In 2020, the United States Congress passed the Coronavirus Aid, Relief, and Economic Security Act (CARES Act1). The CARES Act created a new lending program for small businesses. Most technology businesses can benefit from the CARES Act. The exceptions are organizations that are controlled by venture capital or private equity firms and some online retailers.
This legislation is designed to give businesses the boost they need to weather the storm caused by COVID-19. The CARES Act is of special interest to the technology industry as it offers this industry much needed financial relief. The loans, grants, and tax provisions laid out in this legislation have the potential to impact technology-related businesses and guide the decisions these businesses make regarding their workforce, research, and expansion.
While the argument can be made that the intentions of the government in creating the CARES Act were positive, its uneven rollout and inability to provide substantial protection for the tech industry has made some wonder whether the government should be providing grants or funding to businesses in the tech field. In other words, do government subsidies help the tech industry?
Do Government Subsidies Help the Tech Industry?
In short – yes. Government subsidies assist the tech industry by covering the costs of production research and the distribution of goods or services. They can do this by offering tax credits, grants, loans, or reimbursements as is seen in the CARES Act.
These subsidies make it possible for the tech industry to increase the overall supply of goods or services that they offer. This in turn increases the demand for the good or service, which lowers the overall price of the service. The idea is that when governments give subsidies to the tech industry, it’s a win-win both for the supplier and the customer. Subsidies give the tech industry more money to dedicate to research and development. Customers can enjoy life-improving products at a cheaper price since tech developers don’t need to break even on their production costs.
On the other side of the argument, when the government subsidizes the tech industry, it will either need to reallocate taxes from existing budgets or raise taxes.

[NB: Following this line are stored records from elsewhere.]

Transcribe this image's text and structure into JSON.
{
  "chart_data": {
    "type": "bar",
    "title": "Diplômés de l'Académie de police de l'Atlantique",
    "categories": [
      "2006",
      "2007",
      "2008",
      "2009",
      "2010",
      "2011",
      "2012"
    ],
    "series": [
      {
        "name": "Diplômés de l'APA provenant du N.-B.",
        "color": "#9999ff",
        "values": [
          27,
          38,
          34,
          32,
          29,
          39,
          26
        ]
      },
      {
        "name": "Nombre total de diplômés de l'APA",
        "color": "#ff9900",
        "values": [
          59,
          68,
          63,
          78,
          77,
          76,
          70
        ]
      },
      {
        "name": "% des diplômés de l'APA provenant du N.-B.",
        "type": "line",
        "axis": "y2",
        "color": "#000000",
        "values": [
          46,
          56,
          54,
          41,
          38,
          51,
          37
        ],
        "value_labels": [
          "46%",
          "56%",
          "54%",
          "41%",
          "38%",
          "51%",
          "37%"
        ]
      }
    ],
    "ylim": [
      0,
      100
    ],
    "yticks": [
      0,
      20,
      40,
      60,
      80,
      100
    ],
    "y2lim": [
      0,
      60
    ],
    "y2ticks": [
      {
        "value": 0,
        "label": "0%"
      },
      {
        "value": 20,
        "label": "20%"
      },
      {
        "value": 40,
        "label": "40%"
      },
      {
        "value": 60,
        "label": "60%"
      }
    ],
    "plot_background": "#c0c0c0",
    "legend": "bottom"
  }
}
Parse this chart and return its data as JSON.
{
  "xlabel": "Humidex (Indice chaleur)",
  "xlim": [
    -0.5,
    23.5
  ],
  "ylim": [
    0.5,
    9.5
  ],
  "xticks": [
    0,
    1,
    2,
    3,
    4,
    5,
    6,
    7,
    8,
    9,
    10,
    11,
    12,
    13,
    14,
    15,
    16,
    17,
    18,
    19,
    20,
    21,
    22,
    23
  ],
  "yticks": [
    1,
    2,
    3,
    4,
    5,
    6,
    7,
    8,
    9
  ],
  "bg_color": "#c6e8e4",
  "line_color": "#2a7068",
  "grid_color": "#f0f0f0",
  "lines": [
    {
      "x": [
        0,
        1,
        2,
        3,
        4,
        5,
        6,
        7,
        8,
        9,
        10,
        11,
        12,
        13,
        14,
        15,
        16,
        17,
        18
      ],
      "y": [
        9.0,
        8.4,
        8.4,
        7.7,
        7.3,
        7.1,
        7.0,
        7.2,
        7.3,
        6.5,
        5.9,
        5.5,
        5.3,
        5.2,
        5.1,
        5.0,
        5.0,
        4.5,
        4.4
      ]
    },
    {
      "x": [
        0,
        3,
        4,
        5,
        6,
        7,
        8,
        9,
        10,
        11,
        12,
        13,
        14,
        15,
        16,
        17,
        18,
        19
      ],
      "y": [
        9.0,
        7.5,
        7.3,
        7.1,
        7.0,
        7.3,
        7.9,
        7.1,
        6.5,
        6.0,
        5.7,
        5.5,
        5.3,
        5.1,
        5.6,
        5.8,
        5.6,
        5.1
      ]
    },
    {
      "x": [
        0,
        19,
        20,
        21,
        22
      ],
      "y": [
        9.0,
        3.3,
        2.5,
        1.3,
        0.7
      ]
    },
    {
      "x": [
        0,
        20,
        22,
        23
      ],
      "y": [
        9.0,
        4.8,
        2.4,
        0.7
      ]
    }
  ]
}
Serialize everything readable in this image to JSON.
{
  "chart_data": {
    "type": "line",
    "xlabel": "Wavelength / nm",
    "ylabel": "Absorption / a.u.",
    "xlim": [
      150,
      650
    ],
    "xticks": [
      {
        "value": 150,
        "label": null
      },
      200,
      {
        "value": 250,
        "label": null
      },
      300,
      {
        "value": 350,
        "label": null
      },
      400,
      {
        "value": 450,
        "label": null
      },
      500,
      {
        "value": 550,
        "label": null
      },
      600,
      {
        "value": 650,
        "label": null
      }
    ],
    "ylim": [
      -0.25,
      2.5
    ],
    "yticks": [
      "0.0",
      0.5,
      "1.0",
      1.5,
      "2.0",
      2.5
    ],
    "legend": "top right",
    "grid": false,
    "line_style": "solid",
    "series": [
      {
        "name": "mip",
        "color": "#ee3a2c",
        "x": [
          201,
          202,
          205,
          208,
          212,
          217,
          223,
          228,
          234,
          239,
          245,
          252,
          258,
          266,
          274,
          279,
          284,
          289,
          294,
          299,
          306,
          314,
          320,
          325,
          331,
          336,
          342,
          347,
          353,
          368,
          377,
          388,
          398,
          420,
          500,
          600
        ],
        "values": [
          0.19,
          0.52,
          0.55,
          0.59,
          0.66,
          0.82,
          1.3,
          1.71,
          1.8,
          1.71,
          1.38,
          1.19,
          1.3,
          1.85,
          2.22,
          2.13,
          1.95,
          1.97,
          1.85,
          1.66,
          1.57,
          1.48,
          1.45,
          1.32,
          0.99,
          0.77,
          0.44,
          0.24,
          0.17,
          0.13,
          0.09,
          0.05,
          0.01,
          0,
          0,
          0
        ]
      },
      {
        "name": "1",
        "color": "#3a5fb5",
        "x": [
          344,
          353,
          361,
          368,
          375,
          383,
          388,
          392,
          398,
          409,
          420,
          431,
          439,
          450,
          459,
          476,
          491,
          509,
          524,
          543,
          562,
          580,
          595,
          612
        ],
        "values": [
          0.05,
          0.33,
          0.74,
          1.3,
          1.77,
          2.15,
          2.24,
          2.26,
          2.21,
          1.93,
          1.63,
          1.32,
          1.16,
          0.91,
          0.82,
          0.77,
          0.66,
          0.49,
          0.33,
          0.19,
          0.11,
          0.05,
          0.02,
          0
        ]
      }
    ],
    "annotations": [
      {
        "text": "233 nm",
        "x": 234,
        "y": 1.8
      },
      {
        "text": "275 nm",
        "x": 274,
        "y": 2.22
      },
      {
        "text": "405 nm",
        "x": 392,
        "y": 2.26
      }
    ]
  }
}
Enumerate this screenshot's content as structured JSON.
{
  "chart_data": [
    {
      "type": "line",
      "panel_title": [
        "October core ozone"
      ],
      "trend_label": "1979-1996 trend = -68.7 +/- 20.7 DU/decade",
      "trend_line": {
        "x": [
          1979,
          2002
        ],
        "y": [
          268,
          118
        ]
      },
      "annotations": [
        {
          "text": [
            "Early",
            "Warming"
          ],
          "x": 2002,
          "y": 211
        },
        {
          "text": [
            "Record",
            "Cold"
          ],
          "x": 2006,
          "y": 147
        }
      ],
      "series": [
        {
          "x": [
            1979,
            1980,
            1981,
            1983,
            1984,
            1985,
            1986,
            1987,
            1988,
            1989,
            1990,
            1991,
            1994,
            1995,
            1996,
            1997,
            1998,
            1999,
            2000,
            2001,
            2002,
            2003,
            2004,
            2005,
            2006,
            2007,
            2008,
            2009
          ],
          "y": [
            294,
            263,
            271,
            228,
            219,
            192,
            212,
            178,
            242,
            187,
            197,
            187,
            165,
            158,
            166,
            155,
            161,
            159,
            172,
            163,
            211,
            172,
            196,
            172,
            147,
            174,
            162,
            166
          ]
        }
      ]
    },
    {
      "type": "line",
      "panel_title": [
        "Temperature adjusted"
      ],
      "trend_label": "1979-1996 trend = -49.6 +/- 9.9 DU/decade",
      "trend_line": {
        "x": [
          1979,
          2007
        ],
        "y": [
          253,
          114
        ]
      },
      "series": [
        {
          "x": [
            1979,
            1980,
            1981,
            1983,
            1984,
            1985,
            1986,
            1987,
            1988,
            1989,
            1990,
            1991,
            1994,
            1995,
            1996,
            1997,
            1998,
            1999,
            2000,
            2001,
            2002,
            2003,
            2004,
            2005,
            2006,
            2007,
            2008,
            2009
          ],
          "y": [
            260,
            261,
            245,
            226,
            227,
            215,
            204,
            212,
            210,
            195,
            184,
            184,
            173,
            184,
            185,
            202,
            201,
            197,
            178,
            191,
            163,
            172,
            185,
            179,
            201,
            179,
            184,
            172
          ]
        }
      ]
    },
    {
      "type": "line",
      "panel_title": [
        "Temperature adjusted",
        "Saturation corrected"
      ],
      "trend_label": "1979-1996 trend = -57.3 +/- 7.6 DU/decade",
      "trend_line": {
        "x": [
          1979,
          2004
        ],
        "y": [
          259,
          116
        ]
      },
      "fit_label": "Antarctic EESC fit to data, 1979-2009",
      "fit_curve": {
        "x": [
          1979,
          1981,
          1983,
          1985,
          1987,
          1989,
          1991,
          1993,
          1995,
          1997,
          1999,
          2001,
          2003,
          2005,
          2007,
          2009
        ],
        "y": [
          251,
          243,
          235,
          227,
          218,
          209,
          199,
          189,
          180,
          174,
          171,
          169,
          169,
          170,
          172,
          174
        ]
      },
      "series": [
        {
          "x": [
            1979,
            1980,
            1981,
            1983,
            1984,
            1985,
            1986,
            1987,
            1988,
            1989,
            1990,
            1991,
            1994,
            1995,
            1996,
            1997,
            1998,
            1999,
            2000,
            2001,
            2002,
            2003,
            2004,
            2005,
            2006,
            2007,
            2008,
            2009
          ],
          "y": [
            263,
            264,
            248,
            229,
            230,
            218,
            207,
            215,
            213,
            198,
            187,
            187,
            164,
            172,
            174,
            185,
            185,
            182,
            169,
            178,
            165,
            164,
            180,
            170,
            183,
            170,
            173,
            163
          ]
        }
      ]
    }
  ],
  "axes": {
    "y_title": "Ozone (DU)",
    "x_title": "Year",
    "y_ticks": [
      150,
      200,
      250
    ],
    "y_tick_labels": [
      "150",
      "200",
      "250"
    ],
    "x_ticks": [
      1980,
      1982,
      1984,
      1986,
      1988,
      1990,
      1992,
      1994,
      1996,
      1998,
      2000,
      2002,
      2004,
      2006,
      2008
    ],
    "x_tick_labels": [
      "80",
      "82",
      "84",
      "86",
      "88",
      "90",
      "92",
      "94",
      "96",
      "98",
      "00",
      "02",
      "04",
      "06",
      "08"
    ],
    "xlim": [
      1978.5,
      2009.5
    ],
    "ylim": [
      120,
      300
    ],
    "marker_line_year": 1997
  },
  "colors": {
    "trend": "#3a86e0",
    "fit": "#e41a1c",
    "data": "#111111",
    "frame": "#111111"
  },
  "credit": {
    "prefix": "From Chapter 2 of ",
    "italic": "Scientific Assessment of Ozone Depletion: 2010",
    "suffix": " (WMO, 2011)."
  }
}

Some would argue that subsidies and other incentives discourage tech firms from cutting costs.
Those who see the government’s subsidies for tech firms as a negative are not suggesting that the devices, products, and services that the tech industry is producing are not welcome or desirable. Their argument is that policymakers should allow the marketplace to determine winners and losers. They feel that government intervention has produced more negatives than positives.
This is an argument that some would point to the CARE Act as supporting. The money has been given out, but it has done little to bolster businesses that were not fundamentally sound. It may have given them a window of operation, but tech businesses that were weak before the pandemic are not coming out stronger as a result of receiving subsidies.
On the other side of the coin, you see tech organizations like Zoom go from 10 million meeting attendees to well over 200 million meeting attendees in the span of just a couple of weeks. They had a fundamentally sound product, and the market rewarded them without the need for additional subsidies.
Finally, some would argue that the government subsidizing technology increases the incentives of lobbies and special-interest groups to use their wealth and influence to dictate the course of politics. It’s felt that even when government programs have the best intentions to promote technology, government officials and the bureaucrats behind them lack proper incentives to manage taxpayer money in a prudent way. There’s no reward for the government if their subsidies produce results, and they are not punished if subsidies or grant money fail to have the desired results.
Why the Government Should Continue to Subsidize Technology
With all the above arguments being stated, there are valid reasons why the government has and will continue to invest in technology. The first reason is that when the investment works, it produces phenomenal results.
Silicon Valley, which is the world icon of technology and innovation, was built using public funds. The impact that Silicon Valley has had on the US economy and the world cannot be denied. According to the Brookings Institution, 18 of the 25 most monumental breakthroughs in computer technology between 1946 and 1965 received funding from the federal government.
Worldwide, there is a recognition that technology is the key to economic growth. Whether it is healthcare, AI, robotics, clean energy, advanced manufacturing, or space technology, the tech field is playing a role and will continue to play a role in making the world what it will become.
When the government encourages technological development through grants, tax breaks, and other incentives, it’s doing something that’s in its own best interests. These incentives encourage competition as companies receiving government funds need to produce tangible results if they are going to continue to receive funding. This in turn leads to improved products and services.
For this reason, governments around the world are dedicating funds to support innovation in technology. State funding provides businesses with the resources that would otherwise be unavailable to them. The question is not if governments should be funding the tech industry, the question that should be asked is, are they funding it enough?
Space technology, nanotechnology, medical technology, and a whole host of other fields are developing so quickly that there is a need not only for financial backing but also communication on a nationwide scale in order to grow tech as an industry.